3xAA Voltage Drop upon load and voltage regulation question

Hi all, I have a question to which I cannot find answer experimentally at the moment but I am eager to know the theoretical part if you can help me with that.
I have a 3xAA (alkaline) batteries power supply that powers circuit via 12V (pololu) step up regulator. That regulator's minimum input voltage is 2.7V, does this mean that when circuit closes and battery voltage drops below 2.7V due to battery's internal resistance, this will no longer be enough voltage to power voltage regulator and it will quit working?

Yup, that's what it means

IMO, you ought to determine experimentally where it actually cuts out (by powering on the bench and varying the voltage), and how it behaves near that point. Some of them will cut out sharply, some will let the output voltage droop before cutting out entirely, many of them start squealing as they get close to their limits. Behavior also of course depends on output current.

Many people would consider the device cutting out at 2.7 or 3v to be a feature - if you're powering it from LiPo's, you call that "UVLO" (undervoltage lockout) and it's an essential feature to prevent LiPo's from being overdischarged and damaged.

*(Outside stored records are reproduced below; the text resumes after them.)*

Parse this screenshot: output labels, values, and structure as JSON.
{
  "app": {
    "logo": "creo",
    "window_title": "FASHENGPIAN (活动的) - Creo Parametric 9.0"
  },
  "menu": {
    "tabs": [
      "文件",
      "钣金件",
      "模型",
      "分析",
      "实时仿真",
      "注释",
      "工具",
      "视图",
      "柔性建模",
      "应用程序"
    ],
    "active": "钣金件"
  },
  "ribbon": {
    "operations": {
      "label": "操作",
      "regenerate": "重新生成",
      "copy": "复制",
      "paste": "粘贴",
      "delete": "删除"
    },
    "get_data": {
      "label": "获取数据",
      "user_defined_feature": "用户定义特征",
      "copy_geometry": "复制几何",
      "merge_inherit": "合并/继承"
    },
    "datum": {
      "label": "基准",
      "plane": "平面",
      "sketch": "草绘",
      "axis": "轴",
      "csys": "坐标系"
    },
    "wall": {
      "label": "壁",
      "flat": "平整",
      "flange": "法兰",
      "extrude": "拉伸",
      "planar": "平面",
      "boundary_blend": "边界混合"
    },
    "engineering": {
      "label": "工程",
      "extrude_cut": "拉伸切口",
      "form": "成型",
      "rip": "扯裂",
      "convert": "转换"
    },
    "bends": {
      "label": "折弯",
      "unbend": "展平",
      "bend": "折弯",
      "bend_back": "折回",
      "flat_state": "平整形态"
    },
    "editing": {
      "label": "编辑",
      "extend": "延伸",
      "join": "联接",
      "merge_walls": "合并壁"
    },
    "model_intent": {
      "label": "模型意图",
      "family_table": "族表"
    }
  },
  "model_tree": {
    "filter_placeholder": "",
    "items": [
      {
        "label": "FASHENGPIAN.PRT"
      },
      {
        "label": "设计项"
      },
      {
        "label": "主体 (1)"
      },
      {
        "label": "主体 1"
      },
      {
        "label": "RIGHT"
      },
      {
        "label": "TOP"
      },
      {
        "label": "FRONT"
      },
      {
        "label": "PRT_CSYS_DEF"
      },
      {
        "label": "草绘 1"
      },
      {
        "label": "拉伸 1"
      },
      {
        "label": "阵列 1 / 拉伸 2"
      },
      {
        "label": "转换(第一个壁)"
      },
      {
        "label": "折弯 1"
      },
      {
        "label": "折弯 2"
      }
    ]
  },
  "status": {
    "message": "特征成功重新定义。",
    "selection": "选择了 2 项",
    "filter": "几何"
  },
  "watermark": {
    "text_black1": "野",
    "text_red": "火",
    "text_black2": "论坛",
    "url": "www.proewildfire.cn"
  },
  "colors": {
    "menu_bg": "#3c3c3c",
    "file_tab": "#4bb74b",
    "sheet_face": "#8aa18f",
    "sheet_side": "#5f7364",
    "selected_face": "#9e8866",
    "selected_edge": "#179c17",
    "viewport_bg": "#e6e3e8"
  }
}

Often boost converters will "cut out" at a lower voltage than they "cut in".

In some cases (typically the ones that work from extremely low voltages - like the 0.9V from half-dead AA cells) they're powering the internal logic and switch from the output, and initially start in a low power mode to get a high enough voltage to run normally, and then go into normal operation from there. I had to deal with one with this behavior the other day, where it caused an issue...

If you knew what that part on the board was (the SOT-23-6 chip - that's the one that's doing all the work), you could pull the datasheet and see what it's specs are and compare with Pololu's specs. Cute part, by the way - you don't see many DC-DC converters with the SEPIC topology (allowing step up and step down in the same converter - that said, if you know it's always going to be operating in boost mode, a straight boost converter will be better and/or cheaper). Shame they don't tell you what part it is, as far as I can tell...

I have a 3xAA (alkaline) batteries power supply that powers circuit via 12V (pololu) step up regulator.

Just in case you're not aware of this, a switchmode DC-DC converter that boosts the voltage consumes more current than it puts-out.

Assuming it's (approximately) 100% efficient, stepping-up from 4.5V to 12V is (approximately) 3 times the voltage. That means you are "pulling" (approximately) 3 times as much current from the batteries as you're getting out of the regulator. And of course, that affects battery life.

...does this mean that when circuit closes and battery voltage drops below 2.7V due to battery's internal resistance...?

If fresh batteries are dropping from 4.5V to 2.7V, you probably need "bigger" batteries.

I have seen boost converters that accept as low as 0.9volts. But they seems to boost to a fixed 5 volts USB.

You can run arduino perfectly fine with such a module.

Something else to consider - the model of a battery is a voltage source in series with a resistor - that resistor is the internal resistance of the battery and it increases significantly as the battery discharges. This limits the current the battery can provide at a given voltage - there may still be significant charge left in the battery, but if you are pulling too much current, the voltage drops to the point where it is not usable. You can sometimes work around that to a degree by putting an electrolytic capacitor across the battery so while the dc resistance goes up, the reactance stays low which can help something that has AC (like a switching supply) and is using the battery as a return path. That was a trick we learned many years ago with the early transistor radios that used the little 9v batteries - you could get significantly longer run time (before the audio sounded really bad) by adding a capacitor across the 9v battery.